On Tuesday Wilson stepped down from his role on a supervisory group linked to the Truth Justice and Healing Council, which co-ordinates the church’s dealings with the royal commission into institutional responses to child sexual abuse. He said he had taken leave from his post as archbishop “in order to consult with a wide range of people in response to the information I have received”.

He has also taken leave from his position as vice-president of the Australian Catholic Bishops Conference (Acba). Before 2012 Wilson served three terms as its president, one of the highest Catholic church positions in the country.

Davis said the church’s response was “arrogant”. She said it would not achieve much if Wilson resigned, but not doing so “shows very clearly how seriously the church takes this, and that is not very seriously at all”.

“It shows just how unimportant they consider survivors and how little relevance they feel that sort of criminal activity has to moral behaviour, that it’s acceptable behaviour,” she said.

Davis pointed to the case of Robert Finn - the only US bishop to be convicted of concealing abuse - who was given a two-year suspended sentence in 2012. Despite calls for him to be removed as a bishop he remains in the post.

The Vatican initiated an investigation into Finn’s tenure in September at the request of Pope Francis.

The president of Acba and archbishop of Melbourne, Denis Hart, released a statement urging people “not to make any judgment until the charge against archbishop Wilson has been dealt with by the court”.

Wilson’s successor as bishop of Wollongong in NSW, Peter Ingham, said he was “saddened” to hear of the charge.

Fletcher’s crimes were among those examined by a NSW special commission of inquiry into the handling of abuse allegations in the Newcastle-Maitland region.

Fletcher died in 2006 while serving a jail sentence for the rape of a 13-year-old boy over the years 1989 to 1991.

In his statement on Tuesday, Wilson vowed to “vigorously defend” his innocence.
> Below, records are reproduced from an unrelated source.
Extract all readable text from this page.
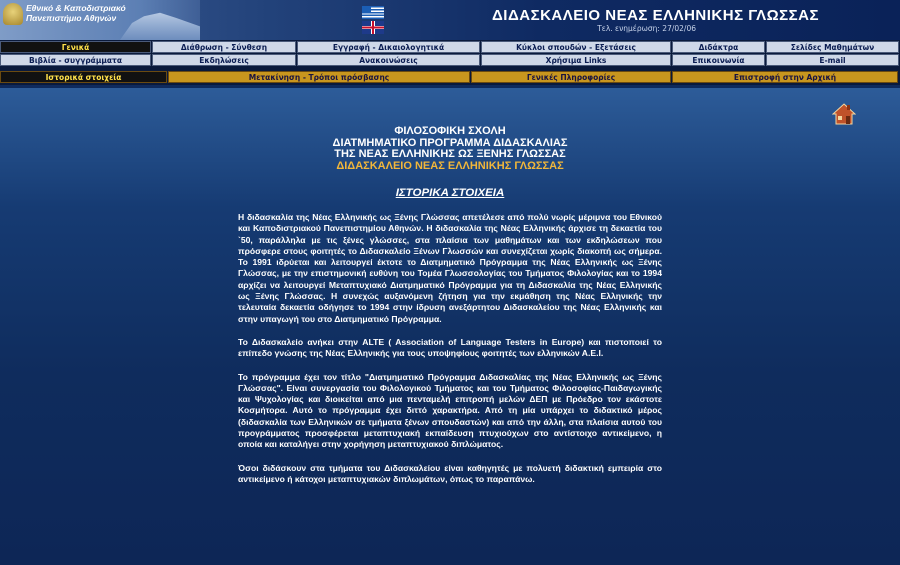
Εθνικό & Καποδιστριακό
Πανεπιστήμιο Αθηνών	ΔΙΔΑΣΚΑΛΕΙΟ ΝΕΑΣ ΕΛΛΗΝΙΚΗΣ ΓΛΩΣΣΑΣ
Τελ. ενημέρωση: 27/02/06
Γενικά	Διάθρωση - Σύνθεση	Εγγραφή - Δικαιολογητικά	Κύκλοι σπουδών - Εξετάσεις	Διδάκτρα	Σελίδες Μαθημάτων
Βιβλία - συγγράμματα	Εκδηλώσεις	Ανακοινώσεις	Χρήσιμα Links	Επικοινωνία	E-mail
Ιστορικά στοιχεία	Μετακίνηση - Τρόποι πρόσβασης	Γενικές Πληροφορίες	Επιστροφή στην Αρχική
ΦΙΛΟΣΟΦΙΚΗ ΣΧΟΛΗ
ΔΙΑΤΜΗΜΑΤΙΚΟ ΠΡΟΓΡΑΜΜΑ ΔΙΔΑΣΚΑΛΙΑΣ
ΤΗΣ ΝΕΑΣ ΕΛΛΗΝΙΚΗΣ ΩΣ ΞΕΝΗΣ ΓΛΩΣΣΑΣ
ΔΙΔΑΣΚΑΛΕΙΟ ΝΕΑΣ ΕΛΛΗΝΙΚΗΣ ΓΛΩΣΣΑΣ
ΙΣΤΟΡΙΚΑ ΣΤΟΙΧΕΙΑ

Η διδασκαλία της Νέας Ελληνικής ως Ξένης Γλώσσας απετέλεσε από πολύ νωρίς μέριμνα του Εθνικού και Καποδιστριακού Πανεπιστημίου Αθηνών. Η διδασκαλία της Νέας Ελληνικής άρχισε τη δεκαετία του `50, παράλληλα με τις ξένες γλώσσες, στα πλαίσια των μαθημάτων και των εκδηλώσεων που πρόσφερε στους φοιτητές το Διδασκαλείο Ξένων Γλωσσών και συνεχίζεται χωρίς διακοπή ως σήμερα. Το 1991 ιδρύεται και λειτουργεί έκτοτε το Διατμηματικό Πρόγραμμα της Νέας Ελληνικής ως Ξένης Γλώσσας, με την επιστημονική ευθύνη του Τομέα Γλωσσολογίας του Τμήματος Φιλολογίας και το 1994 αρχίζει να λειτουργεί Μεταπτυχιακό Διατμηματικό Πρόγραμμα για τη Διδασκαλία της Νέας Ελληνικής ως Ξένης Γλώσσας. Η συνεχώς αυξανόμενη ζήτηση για την εκμάθηση της Νέας Ελληνικής την τελευταία δεκαετία οδήγησε το 1994 στην ίδρυση ανεξάρτητου Διδασκαλείου της Νέας Ελληνικής και στην υπαγωγή του στο Διατμηματικό Πρόγραμμα.

Το Διδασκαλείο ανήκει στην ALTE ( Association of Language Testers in Europe) και πιστοποιεί το επίπεδο γνώσης της Νέας Ελληνικής για τους υποψηφίους φοιτητές των ελληνικών Α.Ε.Ι.

Το πρόγραμμα έχει τον τίτλο "Διατμηματικό Πρόγραμμα Διδασκαλίας της Νέας Ελληνικής ως Ξένης Γλώσσας". Είναι συνεργασία του Φιλολογικού Τμήματος και του Τμήματος Φιλοσοφίας-Παιδαγωγικής και Ψυχολογίας και διοικείται από μια πενταμελή επιτροπή μελών ΔΕΠ με Πρόεδρο τον εκάστοτε Κοσμήτορα. Αυτό το πρόγραμμα έχει διττό χαρακτήρα. Από τη μία υπάρχει το διδακτικό μέρος (διδασκαλία των Ελληνικών σε τμήματα ξένων σπουδαστών) και από την άλλη, στα πλαίσια αυτού του προγράμματος προσφέρεται μεταπτυχιακή εκπαίδευση πτυχιούχων στο αντίστοιχο αντικείμενο, η οποία και καταλήγει στην χορήγηση μεταπτυχιακού διπλώματος.

Όσοι διδάσκουν στα τμήματα του Διδασκαλείου είναι καθηγητές με πολυετή διδακτική εμπειρία στο αντικείμενο ή κάτοχοι μεταπτυχιακών διπλωμάτων, όπως το παραπάνω.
He said he was “disappointed” the charge had been brought, and said he had “pioneered” best practice child protection measures since becoming a bishop.

Wilson was ordained as a bishop in 1996, when he was appointed to the Wollongong diocese. In Wollongong Wilson was heavily involved in responding to multiple allegations of abuse by a priest, John Nestor. The response to Nestor’s actions were examined by the royal commission last year, at which Wilson was a witness. The royal commission found actions by other priests undermined Wilson’s efforts to protect children from further abuse by Nestor.